Abstract: The performance of CPU-based and GPUbased systems is often low for PDE codes, where large, sparse, and often structured systems of linear equations must be solved. Iterative solvers are limited by data movement, both between caches and memory and between nodes. Here we describe the solution of such systems of equations on the Cerebras Systems CS-1, a wafer-scale processor that has the memory bandwidth and communication latency to perform well. We achieve 0.86 PFLOPS on a single wafer-scale system for the solution by BiCGStab of a linear system arising from a 7-point finite difference stencil on a 600 × 595 × 1536 mesh, achieving about one third of the machine’s peak performance. We explain the system, its architecture and programming, and its performance on this problem and related problems. We discuss issues of memory capacity and floating point precision. We outline plans to extend this work towards full applications.

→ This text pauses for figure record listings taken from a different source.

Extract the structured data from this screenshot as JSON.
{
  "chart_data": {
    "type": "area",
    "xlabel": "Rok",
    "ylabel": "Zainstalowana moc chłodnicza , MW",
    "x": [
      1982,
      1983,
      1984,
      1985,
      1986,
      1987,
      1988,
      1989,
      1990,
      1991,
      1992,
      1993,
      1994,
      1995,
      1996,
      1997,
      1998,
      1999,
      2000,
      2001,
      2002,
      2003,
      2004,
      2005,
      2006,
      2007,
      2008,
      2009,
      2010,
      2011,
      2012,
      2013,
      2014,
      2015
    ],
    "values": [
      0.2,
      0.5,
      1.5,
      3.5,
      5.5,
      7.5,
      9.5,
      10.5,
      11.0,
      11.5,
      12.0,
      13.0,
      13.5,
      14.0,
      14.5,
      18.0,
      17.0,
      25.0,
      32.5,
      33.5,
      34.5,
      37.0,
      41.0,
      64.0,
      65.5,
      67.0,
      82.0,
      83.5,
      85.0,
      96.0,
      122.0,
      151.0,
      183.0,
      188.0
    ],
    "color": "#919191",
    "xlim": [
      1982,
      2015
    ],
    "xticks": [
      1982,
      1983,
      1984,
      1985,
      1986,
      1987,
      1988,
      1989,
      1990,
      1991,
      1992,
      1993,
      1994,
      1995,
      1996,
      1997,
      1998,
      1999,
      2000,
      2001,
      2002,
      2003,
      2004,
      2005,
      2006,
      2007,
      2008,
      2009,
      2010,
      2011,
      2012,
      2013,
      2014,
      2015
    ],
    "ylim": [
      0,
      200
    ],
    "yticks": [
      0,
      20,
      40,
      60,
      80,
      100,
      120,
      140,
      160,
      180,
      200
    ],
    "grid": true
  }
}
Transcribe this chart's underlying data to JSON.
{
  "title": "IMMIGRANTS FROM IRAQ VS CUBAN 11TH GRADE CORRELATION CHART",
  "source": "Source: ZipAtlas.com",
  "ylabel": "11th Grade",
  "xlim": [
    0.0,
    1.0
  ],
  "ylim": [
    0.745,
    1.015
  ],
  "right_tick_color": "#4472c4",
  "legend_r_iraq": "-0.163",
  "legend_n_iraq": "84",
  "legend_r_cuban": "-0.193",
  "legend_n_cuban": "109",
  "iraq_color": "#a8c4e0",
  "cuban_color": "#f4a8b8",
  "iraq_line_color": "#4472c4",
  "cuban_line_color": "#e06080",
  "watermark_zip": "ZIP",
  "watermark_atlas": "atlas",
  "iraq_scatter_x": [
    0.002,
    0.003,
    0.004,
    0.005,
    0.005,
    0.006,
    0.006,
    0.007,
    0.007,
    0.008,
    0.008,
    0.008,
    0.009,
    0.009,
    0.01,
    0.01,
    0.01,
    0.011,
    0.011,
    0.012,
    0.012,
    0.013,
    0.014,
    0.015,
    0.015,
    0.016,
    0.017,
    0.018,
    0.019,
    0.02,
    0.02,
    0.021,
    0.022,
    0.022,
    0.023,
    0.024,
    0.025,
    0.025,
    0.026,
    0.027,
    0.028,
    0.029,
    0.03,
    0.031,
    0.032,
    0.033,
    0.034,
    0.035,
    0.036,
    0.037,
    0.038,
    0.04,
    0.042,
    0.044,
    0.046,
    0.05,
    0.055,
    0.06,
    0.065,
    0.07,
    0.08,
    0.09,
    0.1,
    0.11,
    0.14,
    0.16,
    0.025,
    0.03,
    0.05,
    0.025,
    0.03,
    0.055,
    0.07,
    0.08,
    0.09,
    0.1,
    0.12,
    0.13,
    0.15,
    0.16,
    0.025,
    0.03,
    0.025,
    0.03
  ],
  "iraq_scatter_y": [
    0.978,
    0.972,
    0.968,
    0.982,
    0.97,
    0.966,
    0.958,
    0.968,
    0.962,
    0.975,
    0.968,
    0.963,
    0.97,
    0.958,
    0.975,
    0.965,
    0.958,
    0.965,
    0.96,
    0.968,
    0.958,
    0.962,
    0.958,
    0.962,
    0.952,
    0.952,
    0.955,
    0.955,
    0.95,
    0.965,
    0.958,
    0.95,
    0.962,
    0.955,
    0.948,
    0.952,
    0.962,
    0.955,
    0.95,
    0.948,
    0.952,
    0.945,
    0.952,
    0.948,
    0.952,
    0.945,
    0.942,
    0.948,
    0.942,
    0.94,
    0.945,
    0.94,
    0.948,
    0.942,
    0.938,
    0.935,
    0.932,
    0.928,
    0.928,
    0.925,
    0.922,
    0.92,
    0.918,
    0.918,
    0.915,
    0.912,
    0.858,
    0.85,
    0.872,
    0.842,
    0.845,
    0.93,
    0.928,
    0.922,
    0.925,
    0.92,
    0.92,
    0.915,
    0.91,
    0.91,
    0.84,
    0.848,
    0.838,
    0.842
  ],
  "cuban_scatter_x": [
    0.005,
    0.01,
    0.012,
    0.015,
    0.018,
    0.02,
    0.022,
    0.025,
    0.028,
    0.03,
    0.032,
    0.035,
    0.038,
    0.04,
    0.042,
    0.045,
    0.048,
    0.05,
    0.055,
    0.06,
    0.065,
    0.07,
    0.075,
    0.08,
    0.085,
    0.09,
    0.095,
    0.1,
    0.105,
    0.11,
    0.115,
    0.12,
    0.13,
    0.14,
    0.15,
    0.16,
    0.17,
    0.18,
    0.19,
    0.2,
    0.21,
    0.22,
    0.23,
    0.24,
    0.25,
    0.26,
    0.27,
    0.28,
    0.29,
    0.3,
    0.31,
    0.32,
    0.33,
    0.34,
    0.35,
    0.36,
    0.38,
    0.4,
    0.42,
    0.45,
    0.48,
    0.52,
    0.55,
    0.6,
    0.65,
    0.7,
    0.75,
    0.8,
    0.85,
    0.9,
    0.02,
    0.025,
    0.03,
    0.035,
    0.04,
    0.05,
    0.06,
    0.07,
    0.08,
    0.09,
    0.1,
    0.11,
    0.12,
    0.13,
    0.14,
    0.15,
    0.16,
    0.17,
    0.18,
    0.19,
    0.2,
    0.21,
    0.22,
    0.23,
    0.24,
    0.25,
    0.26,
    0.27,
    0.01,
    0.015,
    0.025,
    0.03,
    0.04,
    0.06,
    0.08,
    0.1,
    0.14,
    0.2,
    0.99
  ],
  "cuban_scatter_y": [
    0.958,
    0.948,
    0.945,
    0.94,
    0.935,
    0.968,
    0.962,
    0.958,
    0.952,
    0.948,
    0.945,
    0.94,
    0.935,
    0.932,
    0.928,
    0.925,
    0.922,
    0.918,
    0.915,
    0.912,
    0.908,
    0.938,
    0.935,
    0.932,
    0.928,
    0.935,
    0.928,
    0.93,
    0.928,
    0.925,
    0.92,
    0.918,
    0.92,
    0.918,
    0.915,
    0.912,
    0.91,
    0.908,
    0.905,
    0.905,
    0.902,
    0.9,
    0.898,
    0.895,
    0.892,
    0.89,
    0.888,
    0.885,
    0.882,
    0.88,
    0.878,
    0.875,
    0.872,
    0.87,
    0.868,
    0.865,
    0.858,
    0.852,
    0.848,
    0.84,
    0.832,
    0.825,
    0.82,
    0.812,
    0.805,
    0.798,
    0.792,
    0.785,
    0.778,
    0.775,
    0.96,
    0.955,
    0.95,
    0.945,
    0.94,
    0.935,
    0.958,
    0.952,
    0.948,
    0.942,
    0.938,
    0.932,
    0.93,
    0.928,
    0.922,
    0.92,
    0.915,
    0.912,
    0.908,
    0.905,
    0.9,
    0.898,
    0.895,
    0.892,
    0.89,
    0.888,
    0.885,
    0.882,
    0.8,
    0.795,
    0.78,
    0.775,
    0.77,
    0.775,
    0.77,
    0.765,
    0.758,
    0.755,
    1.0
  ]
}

Fig: CS-1 Wafer Scale Engine (WSE). A single wafer (rightmost) contains one CS-1 processor. Each processor is a collection of dies arranged in a 2D fashion (middle). Dies are then further subdivided into a grid of tiles. One die hosts thousands of computational cores, memory and routers (leftmost). There is no logical discontinuity between adjacent dies and there is no additional bandwidth penalty for crossing the die-die barrier. In total, there are 1.2 trillion transistors in an area of 462.25 cm2.

Acknowledgement: The authors would like to thank Natalia Vassilieva for initiating the collaboration between Cerebras Systems and NETL and for her subsequent help with the project.